Cross‑Border Tax Forecast 2026 in Germany
Authors
jurisdiction
1. Extended eligibility of target funds for special investment funds
Development
Amendment of chapter 3 of the German Investment Tax Act (GITA).
Description
Under the so-called Location Promotion Act (Standortfördergesetz), the catalogue of assets that can be acquired by semi-transparent special investment funds under chapter 3 of the GITA is being adjusted to simplify the acquisition of target investment funds. Where target funds previously had to comply with the investment principles of Sec. 26 GITA to be eligible for special investment funds, and therefore a comprehensive review of their structure and investment activity was required, the list of investable assets has now been broadened, meaning that all investment funds within the meaning of Sec. 1 of the German Capital Code are now generally acquirable.
Impact and risk
The broadened investment scope could lead to a reorientation of the market towards the increased use of the special investment fund regime under chapter 3 GITA. Due to their semi-transparency, certain items of income could be subject to a preferential tax treatment when compared to fully opaque chapter 2 investment funds or investment funds organised in the legal form of partnerships, the latter often being subject to potentially non-deductible German trade tax.
Future actions
- Monitor and analyse the tax burdens of existing fund structures compared to a shift towards chapter 3 investment funds and examine potential optimisation in future structures with competent investment tax experts
- The portfolio of target assets for existing chapter 3 investment funds can be broadened due to the new legislation
2. Potential increase in municipal trade tax rate
Development
Potential increase in minimum tax rate from 7% to 9.8% for municipal trade tax.
Description
The trade tax rate is generally dependent on the local tax rate of the municipality in which a permanent establishment (PE) is located.

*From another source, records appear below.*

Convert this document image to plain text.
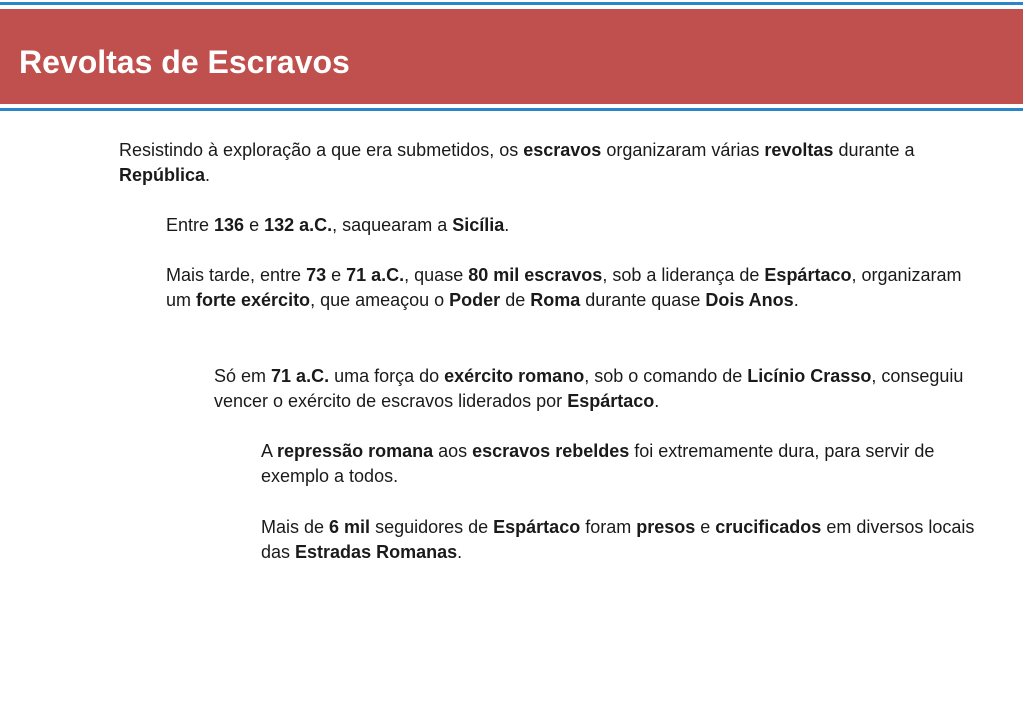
Revoltas de Escravos

Resistindo à exploração a que era submetidos, os escravos organizaram várias revoltas durante a República.

Entre 136 e 132 a.C., saquearam a Sicília.

Mais tarde, entre 73 e 71 a.C., quase 80 mil escravos, sob a liderança de Espártaco, organizaram um forte exército, que ameaçou o Poder de Roma durante quase Dois Anos.

Só em 71 a.C. uma força do exército romano, sob o comando de Licínio Crasso, conseguiu vencer o exército de escravos liderados por Espártaco.

A repressão romana aos escravos rebeldes foi extremamente dura, para servir de exemplo a todos.

Mais de 6 mil seguidores de Espártaco foram presos e crucificados em diversos locais das Estradas Romanas.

While not yet formally decided, the German government is planning to increase the minimum municipal trade tax rate.
Impact and risk
An increased trade tax rate could impose additional economic burdens on clients operating in a municipality with a current trade tax rate below 9.8%.
Future actions
Clients affected by an increased trade tax rate should consider potential shifts in tax-driven location factors and liaise with tax experts regarding the factual requirements for maintaining a PE in a municipality in order to avoid conflicts with German tax authorities.